Did the real James Harden stand up Sunday night against Cleveland? If so, I’m guessing that was him treating J.J. Hickson like the newspaper at the bottom of a bird cage.
The Beard played with purpose and without fear in what was, along with his 23-point outing Nov. 20 in Milwaukee with Kevin Durant on the bench, one of his signature performances of the season for him thus far. Harden played decisively on both ends of the floor, moved the ball, maintained a good energy level in a blowout and provided the scoring punch off the bench that Oklahoma City sorely needs.
In short, Harden played like the guy the Thunder thought it was getting at the No. 3 spot in the 2009 NBA Draft, and he did it within the current role he has on the team. And, perhaps not coincidentally, Oklahoma City finally had the laugher win over a bad team that contending squads are supposed to have often.
Harden’s stat line stands out: 6-8 shooting, including 2-3 from behind the arc. Three assists against one turnover. Twenty-one minutes. Three dimes and three boards for good measure. He can’t be expected to shoot percentages quite that high on a nightly basis, but the way he played, and the way Oklahoma City played with him, makes you think that the player everyone hopes he can be could be a little closer to appearing on a more regular basis.
It was just one game. And there have been others at least close to it — the aforementioned Milwaukee game and his 14 points on 50 percent shooting against the Spurs in a loss on Nov. 14 come to mind.
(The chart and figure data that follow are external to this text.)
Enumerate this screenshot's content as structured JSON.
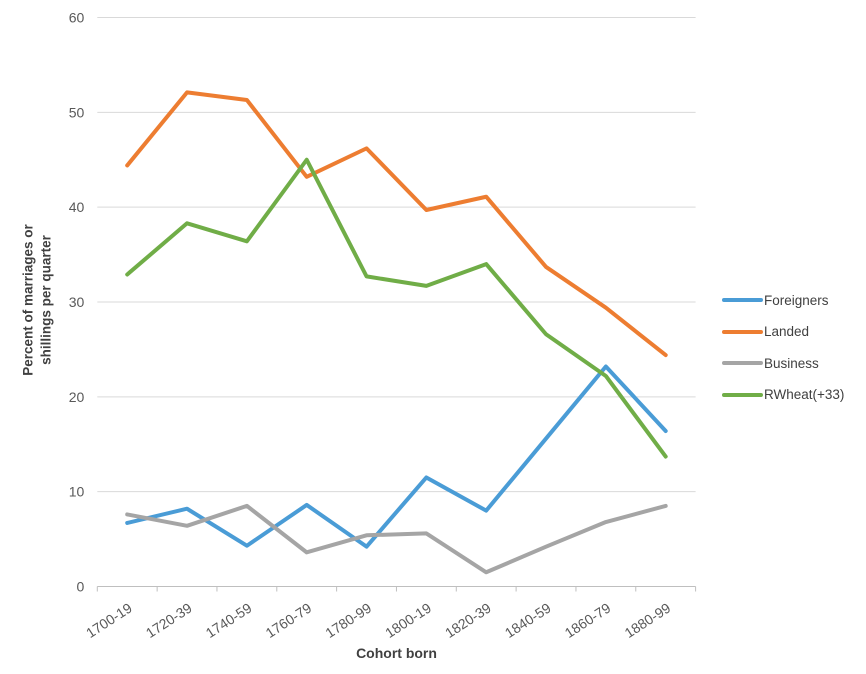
{
  "chart_data": {
    "type": "line",
    "title": "",
    "xlabel": "Cohort born",
    "ylabel": "Percent of marriages or shillings per quarter",
    "ylim": [
      0,
      60
    ],
    "yticks": [
      0,
      10,
      20,
      30,
      40,
      50,
      60
    ],
    "grid": true,
    "legend_position": "right",
    "categories": [
      "1700-19",
      "1720-39",
      "1740-59",
      "1760-79",
      "1780-99",
      "1800-19",
      "1820-39",
      "1840-59",
      "1860-79",
      "1880-99"
    ],
    "series": [
      {
        "name": "Foreigners",
        "color": "#4A9CD6",
        "values": [
          6.7,
          8.2,
          4.3,
          8.6,
          4.2,
          11.5,
          8.0,
          15.6,
          23.2,
          16.4
        ]
      },
      {
        "name": "Landed",
        "color": "#ED7D31",
        "values": [
          44.4,
          52.1,
          51.3,
          43.2,
          46.2,
          39.7,
          41.1,
          33.7,
          29.4,
          24.4
        ]
      },
      {
        "name": "Business",
        "color": "#A5A5A5",
        "values": [
          7.6,
          6.4,
          8.5,
          3.6,
          5.4,
          5.6,
          1.5,
          4.2,
          6.8,
          8.5
        ]
      },
      {
        "name": "RWheat(+33)",
        "color": "#70AD47",
        "values": [
          32.9,
          38.3,
          36.4,
          45.0,
          32.7,
          31.7,
          34.0,
          26.6,
          22.2,
          13.7
        ]
      }
    ],
    "style": {
      "grid_color": "#D9D9D9",
      "axis_color": "#BFBFBF",
      "tick_label_color": "#595959",
      "line_width": 4
    }
  }
}
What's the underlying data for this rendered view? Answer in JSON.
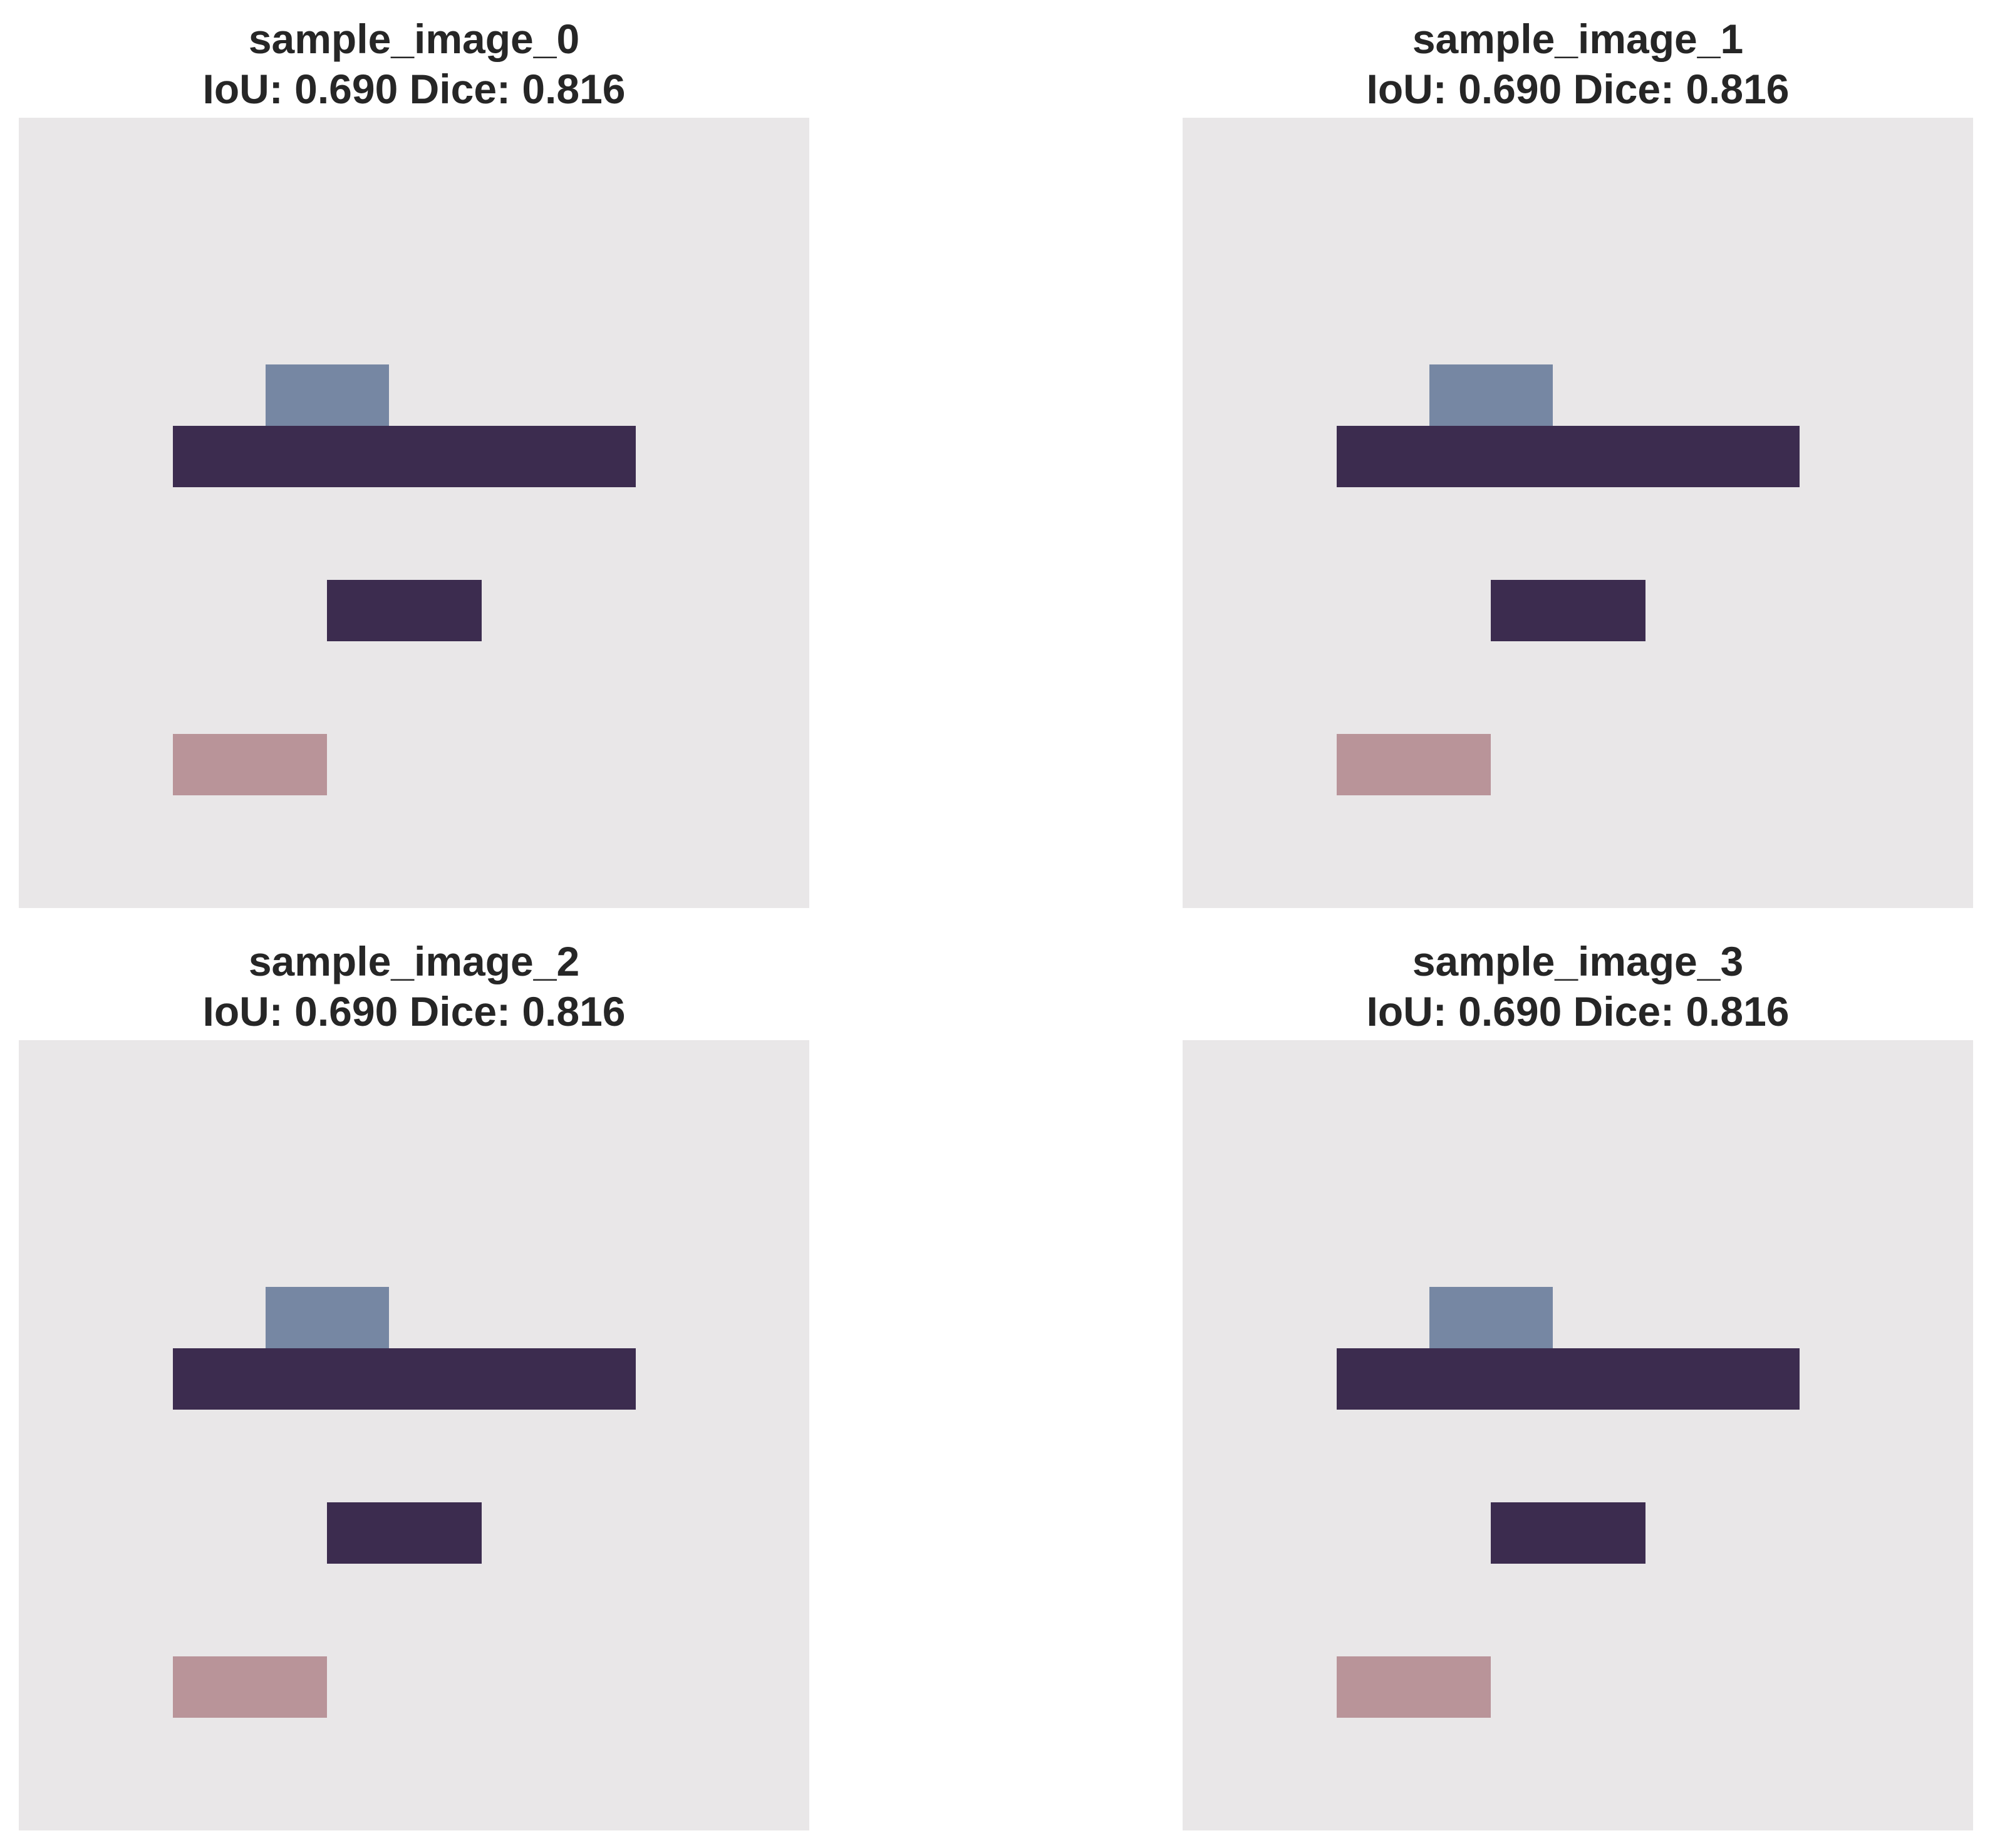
{
  "colors": {
    "background": "#e9e7e8",
    "light_blue": "#7687a3",
    "dark_purple": "#3c2c4f",
    "pink": "#b99499"
  },
  "panels": [
    {
      "name": "sample_image_0",
      "metrics": "IoU: 0.690 Dice: 0.816"
    },
    {
      "name": "sample_image_1",
      "metrics": "IoU: 0.690 Dice: 0.816"
    },
    {
      "name": "sample_image_2",
      "metrics": "IoU: 0.690 Dice: 0.816"
    },
    {
      "name": "sample_image_3",
      "metrics": "IoU: 0.690 Dice: 0.816"
    }
  ]
}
But this was the first in a win and with Harden as the sixth man. And it wasn’t just what he did, but how he did it.
Take the dunk on Hickson as the first and best example. I had a good angle on the run he made from where I sat Sunday behind the basket where he collected the defensive rebound to begin the play. He corralled the shot and immediately put the ball on the floor. All five Cavs were further north on the court than he was, but he had a more-or-less direct path to the basket as long as he stayed on the left hand side. It seemed to be a slow-developing drive, even though he was basically sprinting up the court. There was plenty of time for me to think. Hey, we’ve got a break here. He should keep driving. He’s got a chance to take this to the hole. Keep going, James, I like the aggressiveness. I think he might dunk it. Hey, he IS going to dunk it. OH MY GOODNESS I AM STANDING AND YELLING BECAUSE THAT JUST HAPPENED.
There was never a doubt. He knew what he was going to do the entire time, and he did it. And it carried over through the rest of the game, despite the fact he missed the and-one free throw. Almost every single time he touched the ball from there on out, he did the right thing and did it without thinking, just like Scott Brooks has been begging him to do as the season has unfolded. It showed on both sides of the floor as well — after he hit a 3-point shot soon after the dunk, he got an almost-steal on the other end on the ensuing Cleveland possession. He was clearly locked in.
This would seem to be the perfect time for Harden and the rest of the team to get in some reps playing the game the way Brooks and everyone else wants them to play. The rest of the month features games against the relatively soft Rockets, Kings, Suns Bobcats and Nets among contests against more-worthy opponents in the Knicks (who have fattened up with an easy schedule), Mavericks, Hawks and Nuggets. There’s some time to fine-tune some things and get on a little bit of a roll heading into January, which is packed with eight games against playoff contenders.
The Thunder fan base is collectively begging Harden at this point to keep playing the way he did Sunday. (And for Durant, who scored 25 points on 10-17 shooting, to do the same.) It just might be possible with that relatively easy schedule through New Year’s. It’s an opportunity to instill more confidence in Harden during the part of the season where it’s still silly to worry about playoff seeding or anything else other than playing complete games and staying healthy.
Sure, the Cavs are pretty bad. They’ve now lost eight straight overall and eight straight on the road and were on the second half of a back-to-back on Sunday. But it cannot be overstated that it was the first time Oklahoma City played like a contender matched up against a cellar dweller, and one of the first times in the young season that Harden played like the high lottery pick he was.